The PDP will be taking 5,802 square feet of space on the first and second floors of the 16-story building, constructed in 1902 as the Peoples Saving Bank. It will be moving into its new headquarters this weekend.
Jeremy Waldrup, PDP president and CEO, said the organization decided to relocate for a simple reason: It got a good deal from building owner McKnight Realty Partners.
“McKnight made us an offer we couldn’t refuse and is giving us a great space for our team to better serve Downtown,” he said.
In addition to the PDP’s office staff, its clean team, which sweeps sidewalks and empties trash cans throughout Downtown, will move to the building and the Heinz 57 Center, another McKnight property at Smithfield Street and Sixth Avenue.

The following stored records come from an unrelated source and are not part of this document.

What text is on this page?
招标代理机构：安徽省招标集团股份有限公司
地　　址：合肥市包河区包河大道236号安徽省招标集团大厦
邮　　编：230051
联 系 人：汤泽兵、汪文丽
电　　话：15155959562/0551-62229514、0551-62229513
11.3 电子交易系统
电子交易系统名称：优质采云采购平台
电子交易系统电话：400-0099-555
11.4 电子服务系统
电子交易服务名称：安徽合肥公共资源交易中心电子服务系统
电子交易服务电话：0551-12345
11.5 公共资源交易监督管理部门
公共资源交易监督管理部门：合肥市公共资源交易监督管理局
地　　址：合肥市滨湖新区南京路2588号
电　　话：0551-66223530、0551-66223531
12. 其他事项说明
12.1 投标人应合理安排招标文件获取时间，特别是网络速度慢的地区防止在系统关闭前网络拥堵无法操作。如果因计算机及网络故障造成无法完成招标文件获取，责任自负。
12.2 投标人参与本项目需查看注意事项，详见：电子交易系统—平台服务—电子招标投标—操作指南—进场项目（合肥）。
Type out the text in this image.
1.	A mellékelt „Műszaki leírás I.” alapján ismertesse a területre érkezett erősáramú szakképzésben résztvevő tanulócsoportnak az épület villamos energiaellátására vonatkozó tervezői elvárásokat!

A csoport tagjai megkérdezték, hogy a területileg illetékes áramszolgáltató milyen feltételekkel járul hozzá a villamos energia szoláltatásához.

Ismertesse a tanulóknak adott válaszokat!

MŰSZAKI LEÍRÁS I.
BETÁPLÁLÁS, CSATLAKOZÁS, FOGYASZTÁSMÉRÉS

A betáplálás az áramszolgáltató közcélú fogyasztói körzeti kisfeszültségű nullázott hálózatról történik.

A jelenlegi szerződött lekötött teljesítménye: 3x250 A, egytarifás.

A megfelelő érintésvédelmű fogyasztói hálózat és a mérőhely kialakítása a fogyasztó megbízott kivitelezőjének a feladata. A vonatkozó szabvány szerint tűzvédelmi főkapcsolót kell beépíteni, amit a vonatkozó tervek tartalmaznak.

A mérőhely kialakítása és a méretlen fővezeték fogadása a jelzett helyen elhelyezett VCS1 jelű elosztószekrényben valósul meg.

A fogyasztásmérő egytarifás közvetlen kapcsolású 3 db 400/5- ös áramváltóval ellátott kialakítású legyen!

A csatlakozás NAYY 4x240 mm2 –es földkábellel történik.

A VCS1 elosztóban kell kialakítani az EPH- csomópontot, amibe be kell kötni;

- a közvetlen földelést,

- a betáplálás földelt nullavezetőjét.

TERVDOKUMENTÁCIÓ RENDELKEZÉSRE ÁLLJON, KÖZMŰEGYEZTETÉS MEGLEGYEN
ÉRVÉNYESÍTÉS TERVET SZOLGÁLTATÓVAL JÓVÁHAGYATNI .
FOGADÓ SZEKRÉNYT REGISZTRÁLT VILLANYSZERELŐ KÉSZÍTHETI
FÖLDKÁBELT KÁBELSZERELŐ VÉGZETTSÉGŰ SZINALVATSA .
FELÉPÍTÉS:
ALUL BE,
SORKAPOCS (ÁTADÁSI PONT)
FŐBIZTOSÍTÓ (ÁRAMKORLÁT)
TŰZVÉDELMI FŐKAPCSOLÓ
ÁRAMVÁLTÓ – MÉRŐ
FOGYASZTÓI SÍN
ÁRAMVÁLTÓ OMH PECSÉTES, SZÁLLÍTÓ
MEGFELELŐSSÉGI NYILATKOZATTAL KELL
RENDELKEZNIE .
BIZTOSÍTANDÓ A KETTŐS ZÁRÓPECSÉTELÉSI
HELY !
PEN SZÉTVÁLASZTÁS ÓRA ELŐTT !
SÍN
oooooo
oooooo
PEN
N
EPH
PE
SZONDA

That will bring those workers closer to the heart of the Golden Triangle, Mr. Waldrup said.
The new space also moves the PDP closer to Market Square, where it does a lot of events and programming.
“We are excited to welcome a tenant of such local economic and cultural importance like PDP,” Izzy Rudolph, McKnight’s president of development and acquisitions, said in a statement.
McKnight bought the 82,000square-foot Bank Tower for $4.7 million in 2018. It has spent about $7.1 million restoring its pink granite, brick, and terra-cotta facade and making other improvements.
The building is part of a Fourth Avenue corridor that at one time was known as the Wall Street of Pittsburgh. It features marble in its lobby and a wrought iron spiral staircase with an oak banister that runs from top to bottom.
It was designed by the famed architectural firm Alden & Harlow, whose other works include the Carnegie Library and Museums in Oakland and the Duquesne Club Downtown.